Articles récents \ DÉBATS \ Contributions Colombie : un référendum pour définir la famille ?
Le 24 et le 31 août 2016, une centaine de citoyen-ne-s colombien-ne-s sont venu-e-s au Sénat s’exprimer sur l’adoption d’enfants par les couples homosexuels.
Les propos se sont tenus lors d’une « audience publique » convoquée par une Commission du Sénat, qui doit décider si oui ou non, les Colombien-ne-s doivent être consulté-e-s via un référendum sur cette question.
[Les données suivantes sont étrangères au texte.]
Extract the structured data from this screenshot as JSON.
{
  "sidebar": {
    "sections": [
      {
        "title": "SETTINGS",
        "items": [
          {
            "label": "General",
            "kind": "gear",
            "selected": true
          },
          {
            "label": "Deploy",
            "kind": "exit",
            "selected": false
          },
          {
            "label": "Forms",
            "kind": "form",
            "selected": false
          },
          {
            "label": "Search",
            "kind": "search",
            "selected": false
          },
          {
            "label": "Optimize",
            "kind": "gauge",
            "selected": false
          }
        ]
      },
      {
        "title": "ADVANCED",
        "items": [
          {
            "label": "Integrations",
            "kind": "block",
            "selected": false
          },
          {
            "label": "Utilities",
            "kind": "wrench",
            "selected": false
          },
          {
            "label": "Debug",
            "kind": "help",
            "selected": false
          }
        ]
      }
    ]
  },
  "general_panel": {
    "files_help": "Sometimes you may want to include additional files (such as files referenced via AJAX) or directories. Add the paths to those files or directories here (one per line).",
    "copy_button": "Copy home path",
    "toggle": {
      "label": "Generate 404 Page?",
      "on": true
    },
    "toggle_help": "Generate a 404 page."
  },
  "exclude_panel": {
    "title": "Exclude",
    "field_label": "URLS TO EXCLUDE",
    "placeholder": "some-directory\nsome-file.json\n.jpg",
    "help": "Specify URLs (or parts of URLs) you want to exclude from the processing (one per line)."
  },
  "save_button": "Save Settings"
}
La demande d’effectuer ce référendum a été faite par une sénatrice officiellement inscrite au Parti Libéral, Viviane Morales, militante chrétienne et membre de la Iglesia Casa sobre la Roca (Église de la Maison sur le Rocher), puissante organisation politico-religieuse colombienne dirigée par un ancien journaliste anti-communiste. Dans les années 90, Viviane Morales a obtenu que soit votée la loi de liberté de cultes, qui a permis aux églises chrétiennes et évangéliques de se développer. Aujourd’hui, ces églises sont une des principales forces politiques organisées du pays. Le nombre de député-e-s élu-e-s avec le soutien de ces groupes est très supérieur à celui des député-e-s de gauche.
Viviane Morales est soutenue par son mari, Carlos Lucio, un ancien guérilléro du M19 et ancien camarade du Lycée Français d’Ingrid Betancourt (une des ses idées, en tant que guérilléro dans les années 80, avait été de kidnapper les enfants de ce lycée). Par la suite, il est devenu consultant des paramilitaires, groupes armés d’extrême droite, et pasteur évangélique.
Suite à la décision de 2015 et 2016 de la Cour Constitutionnelle colombienne, permettant aux couples homosexuels de se marier et de former une famille, Viviane Morales a initié une campagne de récolte de signatures contre l’adoption d’enfants par les couples homosexuels. Les plus de 2 millions de citoyen-ne-s qui ont signé lui suffisent largement pour demander la tenue d’un référendum.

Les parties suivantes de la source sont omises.